The push from Powell
What drove the buying in stocks today were Powell’s words in the afternoon, who in his speech at Jackson Hole stated that it is the time has come for the US central bank to cut its rate benchmark, confirming expectations that borrowing costs will be lowered at the September meeting and making clear its intention to prevent a further cooling of the labor market.
Powell said he was “increasingly confident that inflation is on a sustainable path back to 2 percent” and stressed that “the cooling of labor market conditions is unequivocal.” He also stressed that “the current level of our policy rate gives us ample margin to respond to any risk that we may encounter, including the risk of a further unwanted weakening of labor market conditions.”

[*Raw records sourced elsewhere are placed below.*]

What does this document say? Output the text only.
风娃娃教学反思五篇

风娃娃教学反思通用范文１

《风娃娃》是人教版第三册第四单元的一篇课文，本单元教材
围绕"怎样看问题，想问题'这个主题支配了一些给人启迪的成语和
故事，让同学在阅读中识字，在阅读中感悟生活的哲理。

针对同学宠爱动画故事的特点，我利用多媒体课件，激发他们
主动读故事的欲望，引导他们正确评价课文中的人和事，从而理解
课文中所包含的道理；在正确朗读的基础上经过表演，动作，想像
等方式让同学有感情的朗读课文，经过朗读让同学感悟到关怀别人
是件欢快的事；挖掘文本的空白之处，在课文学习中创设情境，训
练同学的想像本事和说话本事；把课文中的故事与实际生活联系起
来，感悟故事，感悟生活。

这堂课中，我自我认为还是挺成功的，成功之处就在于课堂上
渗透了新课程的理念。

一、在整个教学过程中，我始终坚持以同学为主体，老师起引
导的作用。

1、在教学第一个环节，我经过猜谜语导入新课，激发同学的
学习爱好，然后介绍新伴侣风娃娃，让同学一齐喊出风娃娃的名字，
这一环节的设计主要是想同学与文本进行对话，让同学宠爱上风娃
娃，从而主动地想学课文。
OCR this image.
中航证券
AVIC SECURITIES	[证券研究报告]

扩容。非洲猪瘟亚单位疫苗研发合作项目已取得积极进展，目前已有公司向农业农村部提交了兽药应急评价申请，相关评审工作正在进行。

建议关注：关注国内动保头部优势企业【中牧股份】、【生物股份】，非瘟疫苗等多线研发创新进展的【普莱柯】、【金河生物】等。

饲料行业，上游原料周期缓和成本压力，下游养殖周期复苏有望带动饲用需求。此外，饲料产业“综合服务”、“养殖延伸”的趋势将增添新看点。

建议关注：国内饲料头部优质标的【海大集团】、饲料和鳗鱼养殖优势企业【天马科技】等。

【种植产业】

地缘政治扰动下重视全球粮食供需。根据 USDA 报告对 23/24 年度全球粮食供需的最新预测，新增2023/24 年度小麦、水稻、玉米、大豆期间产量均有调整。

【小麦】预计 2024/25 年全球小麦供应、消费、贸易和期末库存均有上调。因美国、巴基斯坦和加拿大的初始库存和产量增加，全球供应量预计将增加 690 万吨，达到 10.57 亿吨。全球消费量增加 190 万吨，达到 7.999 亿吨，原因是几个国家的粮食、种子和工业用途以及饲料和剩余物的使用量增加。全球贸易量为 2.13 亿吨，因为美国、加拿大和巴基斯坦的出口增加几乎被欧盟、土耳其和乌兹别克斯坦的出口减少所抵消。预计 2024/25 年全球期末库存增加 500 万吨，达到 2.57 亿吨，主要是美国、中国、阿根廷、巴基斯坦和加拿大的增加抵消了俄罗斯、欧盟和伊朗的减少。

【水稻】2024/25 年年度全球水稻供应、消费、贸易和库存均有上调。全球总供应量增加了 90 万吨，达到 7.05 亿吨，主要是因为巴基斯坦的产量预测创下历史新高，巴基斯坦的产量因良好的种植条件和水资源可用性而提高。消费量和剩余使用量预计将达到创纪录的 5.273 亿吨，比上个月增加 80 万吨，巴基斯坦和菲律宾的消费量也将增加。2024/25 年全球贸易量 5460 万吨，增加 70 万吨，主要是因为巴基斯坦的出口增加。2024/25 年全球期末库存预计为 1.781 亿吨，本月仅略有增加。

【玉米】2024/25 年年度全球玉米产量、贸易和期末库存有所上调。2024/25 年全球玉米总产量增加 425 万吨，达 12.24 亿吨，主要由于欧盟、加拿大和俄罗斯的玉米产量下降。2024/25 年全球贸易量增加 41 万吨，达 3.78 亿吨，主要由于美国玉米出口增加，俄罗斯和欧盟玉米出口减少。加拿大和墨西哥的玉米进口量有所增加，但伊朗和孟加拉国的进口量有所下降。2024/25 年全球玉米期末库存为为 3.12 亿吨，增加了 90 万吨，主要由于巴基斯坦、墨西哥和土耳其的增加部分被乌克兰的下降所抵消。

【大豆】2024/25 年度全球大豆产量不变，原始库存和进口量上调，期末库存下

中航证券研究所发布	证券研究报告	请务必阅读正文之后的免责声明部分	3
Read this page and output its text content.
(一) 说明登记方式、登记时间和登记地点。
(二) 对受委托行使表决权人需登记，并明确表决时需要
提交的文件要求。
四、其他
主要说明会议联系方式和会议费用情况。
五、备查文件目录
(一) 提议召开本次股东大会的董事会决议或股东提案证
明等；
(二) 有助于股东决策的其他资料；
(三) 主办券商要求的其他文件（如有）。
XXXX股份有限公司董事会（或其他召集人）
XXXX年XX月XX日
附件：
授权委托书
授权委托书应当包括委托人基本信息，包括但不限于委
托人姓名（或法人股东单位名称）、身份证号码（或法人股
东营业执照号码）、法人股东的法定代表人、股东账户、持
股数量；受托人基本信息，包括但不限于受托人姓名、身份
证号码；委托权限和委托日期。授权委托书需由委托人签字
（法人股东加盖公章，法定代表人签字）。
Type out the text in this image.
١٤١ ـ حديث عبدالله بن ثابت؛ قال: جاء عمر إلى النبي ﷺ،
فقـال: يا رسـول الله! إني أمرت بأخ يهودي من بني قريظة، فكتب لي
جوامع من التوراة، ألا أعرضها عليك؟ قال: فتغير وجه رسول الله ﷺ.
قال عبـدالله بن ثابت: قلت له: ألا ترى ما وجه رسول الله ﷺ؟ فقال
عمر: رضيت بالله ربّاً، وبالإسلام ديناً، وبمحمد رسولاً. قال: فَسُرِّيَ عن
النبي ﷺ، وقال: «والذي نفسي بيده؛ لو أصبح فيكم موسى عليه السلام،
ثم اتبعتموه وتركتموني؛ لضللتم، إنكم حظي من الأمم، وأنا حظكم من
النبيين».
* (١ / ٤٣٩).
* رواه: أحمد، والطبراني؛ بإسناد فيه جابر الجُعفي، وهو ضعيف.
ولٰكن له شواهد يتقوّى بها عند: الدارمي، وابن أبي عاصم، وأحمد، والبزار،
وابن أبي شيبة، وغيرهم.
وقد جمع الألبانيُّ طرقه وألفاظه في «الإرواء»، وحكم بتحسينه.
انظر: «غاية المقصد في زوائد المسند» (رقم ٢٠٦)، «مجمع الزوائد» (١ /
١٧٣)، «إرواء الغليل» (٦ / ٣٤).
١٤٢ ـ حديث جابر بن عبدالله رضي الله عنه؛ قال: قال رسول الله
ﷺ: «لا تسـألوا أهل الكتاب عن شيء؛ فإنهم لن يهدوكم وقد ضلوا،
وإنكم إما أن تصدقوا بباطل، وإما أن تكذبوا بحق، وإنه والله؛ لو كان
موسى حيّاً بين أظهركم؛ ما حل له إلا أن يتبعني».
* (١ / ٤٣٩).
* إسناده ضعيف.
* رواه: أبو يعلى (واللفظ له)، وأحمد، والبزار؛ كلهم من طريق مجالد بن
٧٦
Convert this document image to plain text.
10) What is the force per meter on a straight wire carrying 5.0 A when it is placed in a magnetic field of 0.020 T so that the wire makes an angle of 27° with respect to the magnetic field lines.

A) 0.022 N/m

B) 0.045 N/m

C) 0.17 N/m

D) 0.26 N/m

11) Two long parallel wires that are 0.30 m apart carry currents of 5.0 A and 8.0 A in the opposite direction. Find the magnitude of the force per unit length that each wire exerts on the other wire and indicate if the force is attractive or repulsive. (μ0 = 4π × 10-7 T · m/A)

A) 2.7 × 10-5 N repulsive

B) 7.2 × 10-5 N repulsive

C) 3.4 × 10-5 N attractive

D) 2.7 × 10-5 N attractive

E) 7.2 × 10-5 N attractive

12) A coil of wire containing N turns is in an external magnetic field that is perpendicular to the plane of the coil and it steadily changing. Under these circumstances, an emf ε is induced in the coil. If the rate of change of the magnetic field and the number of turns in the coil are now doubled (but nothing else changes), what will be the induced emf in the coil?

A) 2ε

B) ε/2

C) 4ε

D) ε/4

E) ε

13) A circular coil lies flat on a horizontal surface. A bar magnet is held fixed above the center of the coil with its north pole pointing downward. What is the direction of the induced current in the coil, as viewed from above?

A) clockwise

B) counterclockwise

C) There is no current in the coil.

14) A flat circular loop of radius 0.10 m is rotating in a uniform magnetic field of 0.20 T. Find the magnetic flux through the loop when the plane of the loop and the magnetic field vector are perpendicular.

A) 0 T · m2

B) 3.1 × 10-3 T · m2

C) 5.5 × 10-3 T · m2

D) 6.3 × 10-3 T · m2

The indications of the minutes
Also supporting the price lists this week were the indications from the minutes of the latest Fed and ECB meetings. On the first front, at the July meeting, most policymakers thought that “if data continued to come in more or less as expected, it would probably be appropriate to ease policy at the next meeting.” They also noted that “many” Fed officials viewed the stance on rates as restrictive, and “some participants” argued that, amid an ongoing cooling of inflationary pressures, no change in rates would mean that monetary policy would increase the drag on economic activity.
The minutes of the last ECB meeting also fueled expectations of a new cut in September, considered by the board to be the most appropriate month due to the greater completeness of the data. “The September meeting was widely considered a good time to reassess the level of monetary policy restriction,” emerged from the minutes of the meeting. meeting should be approached with an open mind“.
Macroeconomic data
New information on the economic trend in the Old Continent has emerged from the usual S&P Global survey of purchasing managers. In Eurozone theAugust Composite PMI rose to 51.2 from 50.2, the highest since May. The reading was impacted by an increase in the services PMI (53.3 from 51.9, the highest level since April) while the manufacturing PMI fell again after two months of stability, falling to 45.6 from 45.8, the lowest since December 2023. On a national basis, the composite PMI fell for the third month in Germany (48.5 from 49.1) and rose in France (52.7 from 49.1), mainly due to the Olympics.